Cadets miss out on sea time due to pandemic travel restrictions
Restrictions on crew change and repatriations are impacting cadets at a time when the shipping industry needs to recruit more young people.
Crew travel problems can affect cadet training by preventing them from reaching ship placements to gain vital experience at sea, or delaying their return to continue maritime studies.
During a webinar on seafarers’ welfare, hosted by the Maritime Authority of Jamaica (MAJ) on behalf of Jamaica’s ministers of transport & mining and foreign affairs & foreign trade, panellists heard how the rotation of cadet berths has become a victim of the COVID-19 pandemic and travel restrictions.

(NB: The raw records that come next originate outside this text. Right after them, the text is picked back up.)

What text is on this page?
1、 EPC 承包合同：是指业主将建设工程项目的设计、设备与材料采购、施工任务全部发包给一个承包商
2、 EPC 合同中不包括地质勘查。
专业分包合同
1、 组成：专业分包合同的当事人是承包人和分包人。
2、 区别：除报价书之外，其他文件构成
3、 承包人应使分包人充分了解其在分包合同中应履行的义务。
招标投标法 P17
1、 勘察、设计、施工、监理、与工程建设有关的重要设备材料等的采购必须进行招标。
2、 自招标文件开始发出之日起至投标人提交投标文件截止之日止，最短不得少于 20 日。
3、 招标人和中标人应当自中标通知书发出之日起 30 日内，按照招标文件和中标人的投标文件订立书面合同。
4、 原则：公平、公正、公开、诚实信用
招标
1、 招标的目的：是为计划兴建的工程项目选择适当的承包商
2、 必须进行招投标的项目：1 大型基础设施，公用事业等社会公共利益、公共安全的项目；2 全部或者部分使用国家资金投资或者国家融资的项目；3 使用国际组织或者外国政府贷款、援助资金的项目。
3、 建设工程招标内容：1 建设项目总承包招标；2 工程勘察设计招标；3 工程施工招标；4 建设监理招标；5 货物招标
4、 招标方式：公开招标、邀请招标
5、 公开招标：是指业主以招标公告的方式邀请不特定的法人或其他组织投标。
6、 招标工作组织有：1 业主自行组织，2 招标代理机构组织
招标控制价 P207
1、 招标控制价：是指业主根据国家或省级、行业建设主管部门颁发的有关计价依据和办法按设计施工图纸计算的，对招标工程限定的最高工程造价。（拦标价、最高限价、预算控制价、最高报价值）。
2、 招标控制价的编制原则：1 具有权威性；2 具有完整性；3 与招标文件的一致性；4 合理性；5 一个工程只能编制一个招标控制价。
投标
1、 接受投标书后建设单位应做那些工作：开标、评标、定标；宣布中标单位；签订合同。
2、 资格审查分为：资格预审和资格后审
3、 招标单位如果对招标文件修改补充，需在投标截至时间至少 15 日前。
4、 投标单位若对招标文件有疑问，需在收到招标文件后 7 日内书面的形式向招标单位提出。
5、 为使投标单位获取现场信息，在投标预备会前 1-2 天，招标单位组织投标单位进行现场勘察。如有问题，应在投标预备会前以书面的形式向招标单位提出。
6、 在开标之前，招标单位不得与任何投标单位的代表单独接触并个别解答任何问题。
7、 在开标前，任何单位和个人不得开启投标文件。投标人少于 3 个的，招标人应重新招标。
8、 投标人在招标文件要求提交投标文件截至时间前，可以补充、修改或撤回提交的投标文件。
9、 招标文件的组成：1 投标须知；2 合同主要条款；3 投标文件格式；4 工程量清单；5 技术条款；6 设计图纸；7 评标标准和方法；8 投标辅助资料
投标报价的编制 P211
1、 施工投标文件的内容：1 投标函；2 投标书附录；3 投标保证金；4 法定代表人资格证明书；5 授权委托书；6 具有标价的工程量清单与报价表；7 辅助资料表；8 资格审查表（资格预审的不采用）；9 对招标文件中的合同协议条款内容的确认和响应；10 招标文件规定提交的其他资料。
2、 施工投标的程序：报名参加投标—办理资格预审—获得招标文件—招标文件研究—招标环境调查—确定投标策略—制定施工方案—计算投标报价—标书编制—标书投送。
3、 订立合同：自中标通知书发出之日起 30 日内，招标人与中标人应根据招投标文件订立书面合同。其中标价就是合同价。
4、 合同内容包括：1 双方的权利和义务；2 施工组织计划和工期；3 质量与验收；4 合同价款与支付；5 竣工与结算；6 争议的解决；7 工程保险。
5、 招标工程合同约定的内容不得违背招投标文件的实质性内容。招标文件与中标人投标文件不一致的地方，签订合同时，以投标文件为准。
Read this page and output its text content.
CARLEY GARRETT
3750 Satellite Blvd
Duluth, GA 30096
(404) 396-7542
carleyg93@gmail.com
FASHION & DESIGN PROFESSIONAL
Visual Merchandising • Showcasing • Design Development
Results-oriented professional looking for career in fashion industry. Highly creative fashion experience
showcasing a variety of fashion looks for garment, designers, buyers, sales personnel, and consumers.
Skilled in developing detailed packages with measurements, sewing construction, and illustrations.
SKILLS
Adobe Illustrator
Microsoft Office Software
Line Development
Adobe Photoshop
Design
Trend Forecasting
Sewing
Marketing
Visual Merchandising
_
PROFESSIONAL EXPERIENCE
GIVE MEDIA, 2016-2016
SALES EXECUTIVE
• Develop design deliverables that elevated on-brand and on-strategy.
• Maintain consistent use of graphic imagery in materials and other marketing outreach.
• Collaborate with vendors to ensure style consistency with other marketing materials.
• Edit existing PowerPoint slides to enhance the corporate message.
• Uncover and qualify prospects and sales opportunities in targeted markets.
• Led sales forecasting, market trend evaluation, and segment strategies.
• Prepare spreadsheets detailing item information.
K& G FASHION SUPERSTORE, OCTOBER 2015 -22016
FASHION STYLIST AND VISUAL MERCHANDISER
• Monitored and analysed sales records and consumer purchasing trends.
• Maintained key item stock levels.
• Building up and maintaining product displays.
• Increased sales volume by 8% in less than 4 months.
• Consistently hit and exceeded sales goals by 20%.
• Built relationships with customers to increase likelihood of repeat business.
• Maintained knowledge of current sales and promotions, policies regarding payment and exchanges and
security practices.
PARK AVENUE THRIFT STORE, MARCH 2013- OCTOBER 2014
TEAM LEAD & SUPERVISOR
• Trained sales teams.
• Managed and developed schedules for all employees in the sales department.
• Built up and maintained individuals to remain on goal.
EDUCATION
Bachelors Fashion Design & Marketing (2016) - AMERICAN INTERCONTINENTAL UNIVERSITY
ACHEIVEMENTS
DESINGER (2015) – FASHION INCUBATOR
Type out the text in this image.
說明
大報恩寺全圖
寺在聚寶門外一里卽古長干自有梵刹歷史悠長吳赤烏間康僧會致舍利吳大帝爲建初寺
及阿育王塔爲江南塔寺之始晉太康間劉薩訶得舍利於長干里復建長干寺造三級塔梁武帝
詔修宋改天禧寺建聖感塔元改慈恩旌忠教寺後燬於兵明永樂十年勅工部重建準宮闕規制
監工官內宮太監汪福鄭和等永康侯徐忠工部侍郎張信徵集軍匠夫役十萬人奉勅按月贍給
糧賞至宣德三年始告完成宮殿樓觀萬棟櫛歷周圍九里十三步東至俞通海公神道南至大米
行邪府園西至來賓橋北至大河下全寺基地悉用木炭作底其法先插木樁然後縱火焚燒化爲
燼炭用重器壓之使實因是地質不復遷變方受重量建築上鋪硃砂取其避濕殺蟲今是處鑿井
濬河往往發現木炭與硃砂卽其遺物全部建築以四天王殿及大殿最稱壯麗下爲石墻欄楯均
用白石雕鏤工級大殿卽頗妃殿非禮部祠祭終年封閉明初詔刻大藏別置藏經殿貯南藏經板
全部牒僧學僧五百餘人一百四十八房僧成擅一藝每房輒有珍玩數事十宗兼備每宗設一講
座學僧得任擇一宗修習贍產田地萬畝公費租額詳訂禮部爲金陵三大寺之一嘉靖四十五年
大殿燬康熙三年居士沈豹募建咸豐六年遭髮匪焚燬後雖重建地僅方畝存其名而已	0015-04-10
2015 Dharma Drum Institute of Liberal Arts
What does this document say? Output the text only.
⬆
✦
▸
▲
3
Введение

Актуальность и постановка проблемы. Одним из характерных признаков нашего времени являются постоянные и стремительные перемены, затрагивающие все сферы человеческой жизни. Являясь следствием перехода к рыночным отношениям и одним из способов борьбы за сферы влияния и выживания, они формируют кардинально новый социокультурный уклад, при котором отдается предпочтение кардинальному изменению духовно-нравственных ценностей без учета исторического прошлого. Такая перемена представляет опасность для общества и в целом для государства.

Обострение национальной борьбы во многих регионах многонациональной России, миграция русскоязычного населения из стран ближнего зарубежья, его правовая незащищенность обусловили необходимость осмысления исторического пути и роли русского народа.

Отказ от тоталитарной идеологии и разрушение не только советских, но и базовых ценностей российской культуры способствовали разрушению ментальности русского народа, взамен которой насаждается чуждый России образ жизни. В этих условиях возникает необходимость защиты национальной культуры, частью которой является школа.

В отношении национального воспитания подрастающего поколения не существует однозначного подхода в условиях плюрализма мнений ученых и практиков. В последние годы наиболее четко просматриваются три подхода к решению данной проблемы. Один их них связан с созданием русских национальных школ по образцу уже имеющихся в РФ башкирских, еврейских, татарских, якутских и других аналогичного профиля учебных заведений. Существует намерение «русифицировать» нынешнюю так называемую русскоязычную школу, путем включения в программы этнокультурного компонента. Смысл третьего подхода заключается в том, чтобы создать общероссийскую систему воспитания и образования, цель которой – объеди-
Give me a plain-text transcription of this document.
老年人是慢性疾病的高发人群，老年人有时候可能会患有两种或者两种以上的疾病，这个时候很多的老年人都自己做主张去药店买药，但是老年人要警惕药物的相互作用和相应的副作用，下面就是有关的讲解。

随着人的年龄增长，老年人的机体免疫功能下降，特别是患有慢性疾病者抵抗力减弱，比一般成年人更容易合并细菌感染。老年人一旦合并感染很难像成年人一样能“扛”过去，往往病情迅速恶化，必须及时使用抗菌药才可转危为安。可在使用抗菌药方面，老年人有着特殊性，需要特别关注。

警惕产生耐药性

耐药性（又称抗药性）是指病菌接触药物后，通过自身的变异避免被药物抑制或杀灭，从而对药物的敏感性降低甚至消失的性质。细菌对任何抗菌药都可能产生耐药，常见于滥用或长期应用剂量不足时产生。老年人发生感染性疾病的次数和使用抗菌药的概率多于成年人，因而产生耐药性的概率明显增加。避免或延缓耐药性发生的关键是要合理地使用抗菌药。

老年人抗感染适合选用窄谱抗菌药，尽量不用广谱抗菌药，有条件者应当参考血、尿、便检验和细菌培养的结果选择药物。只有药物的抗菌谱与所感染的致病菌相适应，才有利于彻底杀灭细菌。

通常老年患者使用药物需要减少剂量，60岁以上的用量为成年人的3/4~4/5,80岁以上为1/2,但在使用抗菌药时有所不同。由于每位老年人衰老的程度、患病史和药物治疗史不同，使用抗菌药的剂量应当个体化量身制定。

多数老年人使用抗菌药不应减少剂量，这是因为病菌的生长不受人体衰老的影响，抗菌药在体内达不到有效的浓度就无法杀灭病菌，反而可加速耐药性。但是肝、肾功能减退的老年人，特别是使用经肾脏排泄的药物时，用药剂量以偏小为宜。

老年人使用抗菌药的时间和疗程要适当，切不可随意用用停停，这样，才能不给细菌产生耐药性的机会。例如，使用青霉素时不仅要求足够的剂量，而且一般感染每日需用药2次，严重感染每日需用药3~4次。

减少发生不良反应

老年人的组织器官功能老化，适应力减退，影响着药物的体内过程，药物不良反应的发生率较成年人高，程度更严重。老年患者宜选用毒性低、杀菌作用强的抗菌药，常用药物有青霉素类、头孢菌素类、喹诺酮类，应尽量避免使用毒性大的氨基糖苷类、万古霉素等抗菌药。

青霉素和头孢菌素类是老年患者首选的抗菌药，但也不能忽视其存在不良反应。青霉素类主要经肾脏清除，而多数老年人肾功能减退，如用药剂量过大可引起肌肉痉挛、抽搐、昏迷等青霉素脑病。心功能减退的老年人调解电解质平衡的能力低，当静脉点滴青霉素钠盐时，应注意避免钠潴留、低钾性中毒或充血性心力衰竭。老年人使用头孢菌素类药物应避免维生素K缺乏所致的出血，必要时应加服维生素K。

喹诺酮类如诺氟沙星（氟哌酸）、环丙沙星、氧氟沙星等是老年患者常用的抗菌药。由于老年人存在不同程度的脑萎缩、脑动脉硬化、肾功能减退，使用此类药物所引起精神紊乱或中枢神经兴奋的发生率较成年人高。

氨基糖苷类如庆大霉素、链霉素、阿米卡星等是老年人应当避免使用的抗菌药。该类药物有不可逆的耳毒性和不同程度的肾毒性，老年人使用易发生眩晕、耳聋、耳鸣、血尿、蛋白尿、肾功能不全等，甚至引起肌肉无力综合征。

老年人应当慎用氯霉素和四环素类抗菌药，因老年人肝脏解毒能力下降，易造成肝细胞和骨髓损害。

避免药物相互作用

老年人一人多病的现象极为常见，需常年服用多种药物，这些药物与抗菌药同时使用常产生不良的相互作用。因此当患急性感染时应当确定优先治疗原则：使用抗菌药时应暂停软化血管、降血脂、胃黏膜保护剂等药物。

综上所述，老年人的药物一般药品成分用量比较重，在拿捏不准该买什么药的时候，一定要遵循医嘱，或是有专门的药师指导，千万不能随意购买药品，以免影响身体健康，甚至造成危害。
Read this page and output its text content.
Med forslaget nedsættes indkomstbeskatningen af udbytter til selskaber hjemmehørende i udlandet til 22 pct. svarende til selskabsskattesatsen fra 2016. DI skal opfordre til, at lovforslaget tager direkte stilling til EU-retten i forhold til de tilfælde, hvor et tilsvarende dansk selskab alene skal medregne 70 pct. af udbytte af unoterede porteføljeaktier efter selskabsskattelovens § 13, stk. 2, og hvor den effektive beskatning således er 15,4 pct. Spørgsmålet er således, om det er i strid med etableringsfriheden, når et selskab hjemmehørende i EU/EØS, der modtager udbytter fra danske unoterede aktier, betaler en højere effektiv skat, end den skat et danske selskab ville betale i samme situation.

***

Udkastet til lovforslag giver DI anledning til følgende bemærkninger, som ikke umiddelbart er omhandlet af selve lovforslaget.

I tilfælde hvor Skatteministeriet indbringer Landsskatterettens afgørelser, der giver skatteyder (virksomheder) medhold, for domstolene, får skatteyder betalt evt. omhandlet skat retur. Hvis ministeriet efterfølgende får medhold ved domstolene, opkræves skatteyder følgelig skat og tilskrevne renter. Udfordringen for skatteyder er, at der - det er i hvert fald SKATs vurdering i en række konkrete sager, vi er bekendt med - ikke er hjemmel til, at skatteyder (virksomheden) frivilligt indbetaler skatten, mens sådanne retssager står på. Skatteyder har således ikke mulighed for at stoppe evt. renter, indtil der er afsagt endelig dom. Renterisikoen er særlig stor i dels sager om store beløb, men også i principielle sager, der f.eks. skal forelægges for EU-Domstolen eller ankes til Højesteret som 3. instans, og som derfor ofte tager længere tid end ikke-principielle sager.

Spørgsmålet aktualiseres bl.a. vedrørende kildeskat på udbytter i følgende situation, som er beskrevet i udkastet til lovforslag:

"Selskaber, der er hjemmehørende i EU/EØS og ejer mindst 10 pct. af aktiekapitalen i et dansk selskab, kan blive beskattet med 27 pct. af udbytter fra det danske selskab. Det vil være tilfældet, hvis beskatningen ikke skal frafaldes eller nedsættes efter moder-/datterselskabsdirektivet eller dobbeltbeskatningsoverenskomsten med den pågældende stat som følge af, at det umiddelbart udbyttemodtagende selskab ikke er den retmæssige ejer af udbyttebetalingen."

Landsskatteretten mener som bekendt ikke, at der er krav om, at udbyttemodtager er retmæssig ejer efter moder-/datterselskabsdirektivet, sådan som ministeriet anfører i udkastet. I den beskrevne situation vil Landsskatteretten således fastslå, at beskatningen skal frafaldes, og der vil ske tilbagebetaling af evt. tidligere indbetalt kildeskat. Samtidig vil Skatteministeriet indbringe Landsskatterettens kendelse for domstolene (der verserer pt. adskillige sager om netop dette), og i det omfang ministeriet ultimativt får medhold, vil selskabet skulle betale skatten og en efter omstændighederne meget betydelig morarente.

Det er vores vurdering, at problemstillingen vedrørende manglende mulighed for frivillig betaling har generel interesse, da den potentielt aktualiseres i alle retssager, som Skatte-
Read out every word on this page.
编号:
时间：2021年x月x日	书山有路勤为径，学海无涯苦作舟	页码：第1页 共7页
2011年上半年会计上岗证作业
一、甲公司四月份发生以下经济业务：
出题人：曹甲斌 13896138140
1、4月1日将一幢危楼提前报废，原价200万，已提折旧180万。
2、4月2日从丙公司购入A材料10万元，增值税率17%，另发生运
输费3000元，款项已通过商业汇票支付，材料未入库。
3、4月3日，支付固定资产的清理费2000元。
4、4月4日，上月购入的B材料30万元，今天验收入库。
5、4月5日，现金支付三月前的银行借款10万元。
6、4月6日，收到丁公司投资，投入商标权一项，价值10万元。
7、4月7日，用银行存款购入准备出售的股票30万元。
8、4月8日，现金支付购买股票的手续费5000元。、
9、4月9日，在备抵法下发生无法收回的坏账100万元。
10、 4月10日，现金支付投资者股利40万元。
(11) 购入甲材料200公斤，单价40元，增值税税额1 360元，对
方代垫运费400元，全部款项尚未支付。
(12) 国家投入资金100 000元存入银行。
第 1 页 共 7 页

Captain Devron Newman, dean of the Faculty of Nautical Studies and Marine Engineering at the Caribbean Maritime University, said delays in crew changes adversely impact some cadets as they do not have the necessary documentation, such as certificates of competency or proficiency, to prove their role as a full-fledged seafarer. The panel agreed that cadets need to be afforded the same designation as qualified seafarers and given appropriate passage to and from their ship placements.
Urging more nations to recognise seafarers as “essential workers” and allow them to travel to and from their vessels, Rear Admiral (ret’d) Peter Brady, MAJ director general, said: “There’s an absolute need for crew changes and repatriation. It is critical for them to visit their families to help their mental health, to rest, and to prepare them for their next posting.”
The panel discussion, which took place on World Maritime Day, also featured a seafarer’s point of view. Third Officer Javed Loza stressed that the mental health of seafarers was a crucial factor that should be prioritised by the shipping industry. “Good mental health makes all aspects of life onboard positive,” he said, pointing out that a positive attitude to work and life at sea can also have a beneficial impact on commercial shipping operations.